O distanciamento entre os atores políticos e a sociedade é um tema recorrente. O argumento de que estes conhecem pouco o mundo real, o dia-a-dia das pessoas, as suas verdadeiras preocupações, dificuldades e esperanças é um dos temas mais batidos da democracia e arredores. E é com certeza na figura dos governantes que mais este problema parece fazer-se sentir. Aos ministros, por exemplo, parece fazer-lhes falta um banho de realidade que refresque as suas ideias sobre os diversos dossiers sob a sua tutela. Do alto dos seus gabinetes ministeriais, através dos vidros escurecidos do seu carro com motorista ou rodeados por bajuladores emplastrantes nas inaugurações, dificilmente um ministro tem um real contato com a realidade que governa. Conhece-a através dos relatórios que lhe são mostrados, recheados de análises swots, balance scorecards e outros que tais. Posto isto, será assim tão demagógico exigir-se que um governante conheça “ao vivo” o objeto das suas decisões?
Vamos a um exemplo. Recentemente, tendo o contexto de austeridade como pano de fundo, sérios cortes foram feitos nos transportes públicos em Lisboa. Os passes aumentaram, carreiras de autocarros foram extintas e até os metros passaram a ser menos frequentes e começaram a andar com menos carruagens. Se o Álvaro andasse de transportes públicos, o que não deveria ser uma excentricidade para um governante que tutela a pasta dos transportes, rapidamente perceberia que a decisão da empresa por si tutelada tornou a vida dos seus utilizadores num inferno. O metro passou a andar constantemente sobrelotado, as pessoas empurram-se para conseguir entrar nas carruagens em hora de ponta e em determinada hora do dia possui a regularidade de um autocarro (o que não é normal para um meio de transporte que prossupõe uma frequência elevada).

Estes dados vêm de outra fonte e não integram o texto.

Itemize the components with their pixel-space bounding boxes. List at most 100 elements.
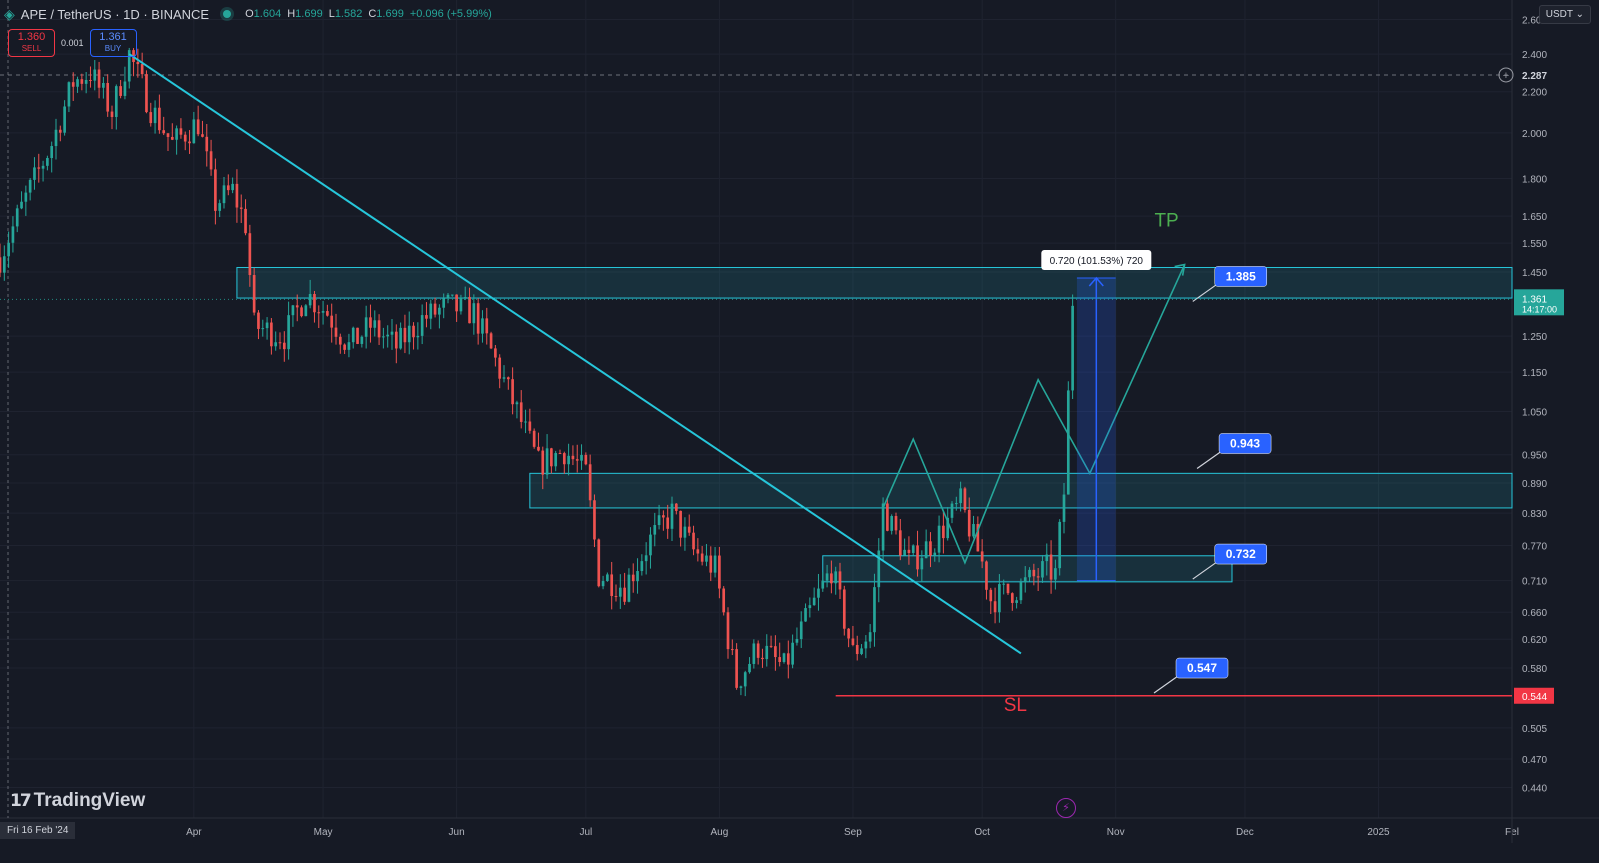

Vamos agora ao caso da Saúde. Confesso que tenho curiosidade em saber se o Ministro Paulo Macedo é utilizador regular do Serviço Nacional de Saúde. Gostava de saber se é ao SNS que recorre quando se sente menos bem ou quando um dos seus adoece. Alguma vez foi às urgências do Hospital de S. José ou aos Capuchos em Lisboa? Alguma vez levou um filho (ou um neto) ao D. Estefânia? Ou se, pelo contrário, recorre ao aglomerado de hospitais privados que nos últimos anos proliferaram na capital.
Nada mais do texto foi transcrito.